Однако, из-за отсутствия ли достойных описания происшествий или в силу тревожных, но, по счастию, напрасных опасений, заполняет автор многие листы рассуждениями о неудобствах морских переездов, об убытках и риске из-за тьмы флибустьеров, коими кишели в ту пору моря; вслед за чем излагает меры, которые, на его взгляд, надлежит принять во избежание ущерба, наносимого интересам короны. Читая эти страницы, трудно подумать, что созданы они путешественником,– скорее можно их приписать политику, вдобавок склонному, чего доброго, к прожектерству: перед нами плоды кропотливого сочинительства, более или менее обоснованные проекты довольно спорной оригинальности. Автор исчезает в них, погружаясь в общие рассуждения, и мы теряем его из виду до самой Севильи.

В Севилье он воскресает из лабиринта нравственных, экономических и хозяйственных рассуждений, шествуя за негром, который, пристроив на плечо небольшой сундучок, ведет его лабиринтом переулков к постоялому двору. Позади, на реке, еще можно различить очертания корабля, на котором он прибыл; хорошо видны украшенные флагами мачты. Но между идущим за негром Гонсалесом Лобо и доставившим его из Америки судном осталась таможня. Во всей рукописи нет ни одного резкого слова, ни следа нетерпения, ни разу не выражает автор своего недовольства– ничто не нарушает бесстрастное течение повествования. Но кто уже освоился с этим слогом, проникся им и научился слышать скрытое биение под обычной в ту пору риторикой, тот сумеет за обилием рассуждений о лучшем устройстве торговли в колониях и рекомендуемых нормах правления разглядеть утомление от бесчисленных формальностей, способных вывести из себя другого человека, не обладающего подобной закалкой.
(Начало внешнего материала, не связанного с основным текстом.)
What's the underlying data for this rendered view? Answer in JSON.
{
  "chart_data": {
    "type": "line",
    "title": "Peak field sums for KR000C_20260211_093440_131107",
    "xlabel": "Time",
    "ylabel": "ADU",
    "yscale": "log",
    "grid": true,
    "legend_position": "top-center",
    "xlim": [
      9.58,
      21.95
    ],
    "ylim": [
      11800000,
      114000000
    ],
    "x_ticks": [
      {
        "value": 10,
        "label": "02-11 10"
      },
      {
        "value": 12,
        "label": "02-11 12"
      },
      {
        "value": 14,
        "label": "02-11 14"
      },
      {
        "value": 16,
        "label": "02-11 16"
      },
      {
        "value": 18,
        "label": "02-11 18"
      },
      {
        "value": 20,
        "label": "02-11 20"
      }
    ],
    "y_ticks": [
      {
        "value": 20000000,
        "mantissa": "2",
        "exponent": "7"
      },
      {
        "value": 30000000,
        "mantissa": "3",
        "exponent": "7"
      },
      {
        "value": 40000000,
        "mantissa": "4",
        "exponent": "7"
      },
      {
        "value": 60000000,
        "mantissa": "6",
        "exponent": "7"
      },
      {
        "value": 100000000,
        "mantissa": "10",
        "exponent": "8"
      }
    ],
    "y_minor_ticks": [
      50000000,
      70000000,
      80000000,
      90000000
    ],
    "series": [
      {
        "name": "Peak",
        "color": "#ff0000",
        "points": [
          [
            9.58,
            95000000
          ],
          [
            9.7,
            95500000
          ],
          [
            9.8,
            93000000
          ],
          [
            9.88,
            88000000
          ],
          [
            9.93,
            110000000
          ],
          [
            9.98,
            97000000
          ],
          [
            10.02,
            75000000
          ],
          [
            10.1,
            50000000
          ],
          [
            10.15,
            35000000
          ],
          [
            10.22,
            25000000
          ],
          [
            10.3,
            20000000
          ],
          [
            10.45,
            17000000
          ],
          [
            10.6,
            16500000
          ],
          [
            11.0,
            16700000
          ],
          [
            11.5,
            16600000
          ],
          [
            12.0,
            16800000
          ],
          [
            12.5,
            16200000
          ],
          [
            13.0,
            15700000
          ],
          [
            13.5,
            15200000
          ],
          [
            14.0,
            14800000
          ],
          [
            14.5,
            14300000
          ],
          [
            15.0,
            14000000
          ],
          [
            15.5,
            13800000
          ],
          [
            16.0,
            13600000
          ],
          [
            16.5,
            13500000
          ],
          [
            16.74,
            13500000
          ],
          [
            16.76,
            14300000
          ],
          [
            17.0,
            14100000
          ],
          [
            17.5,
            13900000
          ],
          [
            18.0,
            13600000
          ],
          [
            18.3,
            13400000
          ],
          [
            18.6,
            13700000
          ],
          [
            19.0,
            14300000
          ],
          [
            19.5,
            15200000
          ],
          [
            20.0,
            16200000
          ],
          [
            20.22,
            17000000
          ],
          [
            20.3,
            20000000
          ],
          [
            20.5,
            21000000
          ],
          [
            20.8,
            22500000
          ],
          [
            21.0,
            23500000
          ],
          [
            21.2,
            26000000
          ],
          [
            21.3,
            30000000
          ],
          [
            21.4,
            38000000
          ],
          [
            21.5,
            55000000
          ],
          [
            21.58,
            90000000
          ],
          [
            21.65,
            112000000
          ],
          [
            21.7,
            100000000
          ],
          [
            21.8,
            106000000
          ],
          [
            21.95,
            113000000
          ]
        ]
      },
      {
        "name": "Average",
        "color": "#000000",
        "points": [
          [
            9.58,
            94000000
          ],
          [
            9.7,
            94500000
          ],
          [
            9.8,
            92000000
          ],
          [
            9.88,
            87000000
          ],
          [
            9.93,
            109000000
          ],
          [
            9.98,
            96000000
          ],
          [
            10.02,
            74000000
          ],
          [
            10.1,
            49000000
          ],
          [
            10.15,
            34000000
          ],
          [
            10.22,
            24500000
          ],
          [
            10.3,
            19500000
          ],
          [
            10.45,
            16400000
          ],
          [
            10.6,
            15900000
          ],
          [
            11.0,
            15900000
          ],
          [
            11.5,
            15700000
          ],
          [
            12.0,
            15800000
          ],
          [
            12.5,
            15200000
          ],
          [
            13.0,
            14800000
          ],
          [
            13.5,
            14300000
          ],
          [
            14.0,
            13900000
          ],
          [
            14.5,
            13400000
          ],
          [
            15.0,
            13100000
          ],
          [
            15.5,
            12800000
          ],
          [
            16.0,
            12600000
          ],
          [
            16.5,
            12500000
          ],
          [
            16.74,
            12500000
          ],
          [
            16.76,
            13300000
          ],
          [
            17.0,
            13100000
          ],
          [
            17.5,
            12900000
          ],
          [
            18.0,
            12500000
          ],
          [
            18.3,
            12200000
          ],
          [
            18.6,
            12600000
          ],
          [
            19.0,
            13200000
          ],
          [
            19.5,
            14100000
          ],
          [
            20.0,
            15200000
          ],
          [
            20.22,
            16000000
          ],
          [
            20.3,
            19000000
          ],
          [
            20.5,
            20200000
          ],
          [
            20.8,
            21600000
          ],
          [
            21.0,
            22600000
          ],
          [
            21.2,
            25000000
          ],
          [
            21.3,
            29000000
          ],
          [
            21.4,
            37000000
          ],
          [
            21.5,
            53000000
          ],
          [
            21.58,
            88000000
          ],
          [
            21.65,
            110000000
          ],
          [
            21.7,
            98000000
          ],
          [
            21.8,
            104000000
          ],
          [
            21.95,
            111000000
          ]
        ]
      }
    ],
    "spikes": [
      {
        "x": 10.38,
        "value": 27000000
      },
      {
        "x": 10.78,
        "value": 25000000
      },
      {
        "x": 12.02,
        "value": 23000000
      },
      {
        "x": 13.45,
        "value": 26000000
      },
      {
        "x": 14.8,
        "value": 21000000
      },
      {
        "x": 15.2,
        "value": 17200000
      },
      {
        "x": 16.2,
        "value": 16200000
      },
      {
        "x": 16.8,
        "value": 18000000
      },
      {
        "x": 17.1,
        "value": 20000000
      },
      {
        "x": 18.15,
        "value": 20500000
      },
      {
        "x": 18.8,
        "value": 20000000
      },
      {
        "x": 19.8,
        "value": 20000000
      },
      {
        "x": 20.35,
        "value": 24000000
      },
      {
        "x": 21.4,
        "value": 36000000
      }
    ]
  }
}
Мы вышли бы за рамки задуманного в этих заметках, назначение которых – познакомить читателя в общих чертах с примечательной рукописью, если бы пытались дать полный обзор ее содержания. Нет сомнения, что придет день, когда сможет она быть издана, внимательно и по достоинству изученная, должным образом аннотированная, предваренная филологическим исследованием, содержащим разбор и толкование множества вопросов, вызванных ее причудливым стилем. Ибо с первого взгляда становится заметным, что как проза, так и идеи автора явно анахроничны его времени; и не исключено даже, что будут обнаружены в них озарения, трактовки и оценки двух, а то и более категорий, то есть, другими словами, соответствующие образу мысли и действия различных поколений, в том числе и предшествующего авторскому,– что было бы, кроме того, вполне объяснимо, учитывая совокупность личных обстоятельств и особенностей жизни Гонсалеса Лобо. В то же время, как порою случается, в результате этого нагромождения появляется произведение, словно бы рассчитанное на сегодняшнего читателя.
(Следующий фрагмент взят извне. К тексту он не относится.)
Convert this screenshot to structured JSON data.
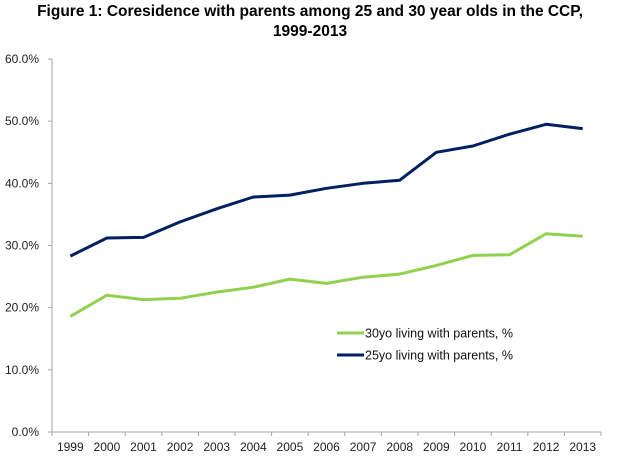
{
  "chart_data": {
    "type": "line",
    "title": "Figure 1: Coresidence with parents among 25 and 30 year olds in the CCP,",
    "title_line2": "1999-2013",
    "xlabel": "",
    "ylabel": "",
    "categories": [
      "1999",
      "2000",
      "2001",
      "2002",
      "2003",
      "2004",
      "2005",
      "2006",
      "2007",
      "2008",
      "2009",
      "2010",
      "2011",
      "2012",
      "2013"
    ],
    "ylim": [
      0,
      60
    ],
    "yticks": [
      0,
      10,
      20,
      30,
      40,
      50,
      60
    ],
    "ytick_labels": [
      "0.0%",
      "10.0%",
      "20.0%",
      "30.0%",
      "40.0%",
      "50.0%",
      "60.0%"
    ],
    "grid": false,
    "legend_position": "lower-right",
    "series": [
      {
        "name": "30yo living with parents, %",
        "color": "#92d050",
        "values": [
          18.6,
          22.0,
          21.3,
          21.5,
          22.5,
          23.3,
          24.6,
          23.9,
          24.9,
          25.4,
          26.8,
          28.4,
          28.5,
          31.9,
          31.5
        ]
      },
      {
        "name": "25yo living with parents, %",
        "color": "#002060",
        "values": [
          28.3,
          31.2,
          31.3,
          33.8,
          35.9,
          37.8,
          38.1,
          39.2,
          40.0,
          40.5,
          45.0,
          46.0,
          47.9,
          49.5,
          48.8
        ]
      }
    ]
  }
}
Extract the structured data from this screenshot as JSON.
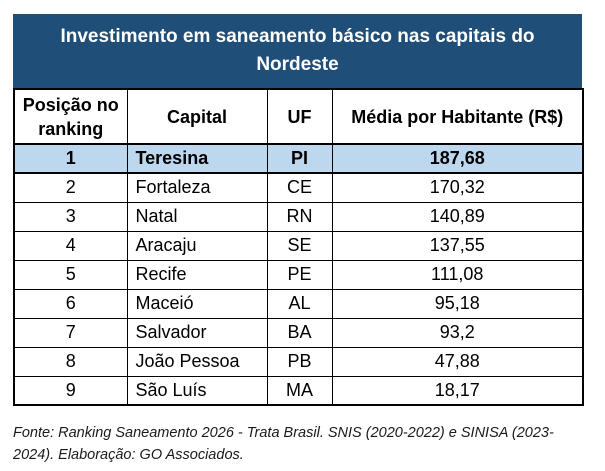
{
  "chart_data": {
    "type": "table",
    "title": "Investimento em saneamento básico nas capitais do Nordeste",
    "columns": [
      "Posição no ranking",
      "Capital",
      "UF",
      "Média por Habitante (R$)"
    ],
    "rows": [
      [
        "1",
        "Teresina",
        "PI",
        "187,68"
      ],
      [
        "2",
        "Fortaleza",
        "CE",
        "170,32"
      ],
      [
        "3",
        "Natal",
        "RN",
        "140,89"
      ],
      [
        "4",
        "Aracaju",
        "SE",
        "137,55"
      ],
      [
        "5",
        "Recife",
        "PE",
        "111,08"
      ],
      [
        "6",
        "Maceió",
        "AL",
        "95,18"
      ],
      [
        "7",
        "Salvador",
        "BA",
        "93,2"
      ],
      [
        "8",
        "João Pessoa",
        "PB",
        "47,88"
      ],
      [
        "9",
        "São Luís",
        "MA",
        "18,17"
      ]
    ],
    "values_numeric": [
      187.68,
      170.32,
      140.89,
      137.55,
      111.08,
      95.18,
      93.2,
      47.88,
      18.17
    ],
    "highlighted_rank": "1",
    "source": "Fonte: Ranking Saneamento 2026 - Trata Brasil. SNIS (2020-2022) e SINISA (2023-2024). Elaboração: GO Associados."
  },
  "title": {
    "line1": "Investimento em saneamento básico nas capitais do",
    "line2": "Nordeste"
  },
  "table": {
    "columns": [
      "Posição no ranking",
      "Capital",
      "UF",
      "Média por Habitante (R$)"
    ],
    "rows": [
      {
        "position": "1",
        "capital": "Teresina",
        "uf": "PI",
        "value": "187,68",
        "highlight": true
      },
      {
        "position": "2",
        "capital": "Fortaleza",
        "uf": "CE",
        "value": "170,32",
        "highlight": false
      },
      {
        "position": "3",
        "capital": "Natal",
        "uf": "RN",
        "value": "140,89",
        "highlight": false
      },
      {
        "position": "4",
        "capital": "Aracaju",
        "uf": "SE",
        "value": "137,55",
        "highlight": false
      },
      {
        "position": "5",
        "capital": "Recife",
        "uf": "PE",
        "value": "111,08",
        "highlight": false
      },
      {
        "position": "6",
        "capital": "Maceió",
        "uf": "AL",
        "value": "95,18",
        "highlight": false
      },
      {
        "position": "7",
        "capital": "Salvador",
        "uf": "BA",
        "value": "93,2",
        "highlight": false
      },
      {
        "position": "8",
        "capital": "João Pessoa",
        "uf": "PB",
        "value": "47,88",
        "highlight": false
      },
      {
        "position": "9",
        "capital": "São Luís",
        "uf": "MA",
        "value": "18,17",
        "highlight": false
      }
    ]
  },
  "footer": {
    "line1": "Fonte: Ranking Saneamento 2026 - Trata Brasil. SNIS (2020-2022) e SINISA (2023-",
    "line2": "2024). Elaboração: GO Associados."
  },
  "colors": {
    "title_bg": "#1F4E79",
    "title_text": "#FFFFFF",
    "highlight_bg": "#BDD7EE",
    "border": "#000000"
  }
}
Но подобное исследование еще впереди, а без такого руководства мы бы не рекомендовали издание книги, которую следовало бы к тому же снабдить географо-хронологической таблицей, представляющей маршрут путешествия; составление же таблицы-дело отнюдь не легкое, принимая во внимание неупорядоченность рукописи, путаницу в событиях, искажения дат, повторы, смешение увиденного с услышанным, незапамятного с настоящим, происшествия с суждением и собственного мнения – с чужим.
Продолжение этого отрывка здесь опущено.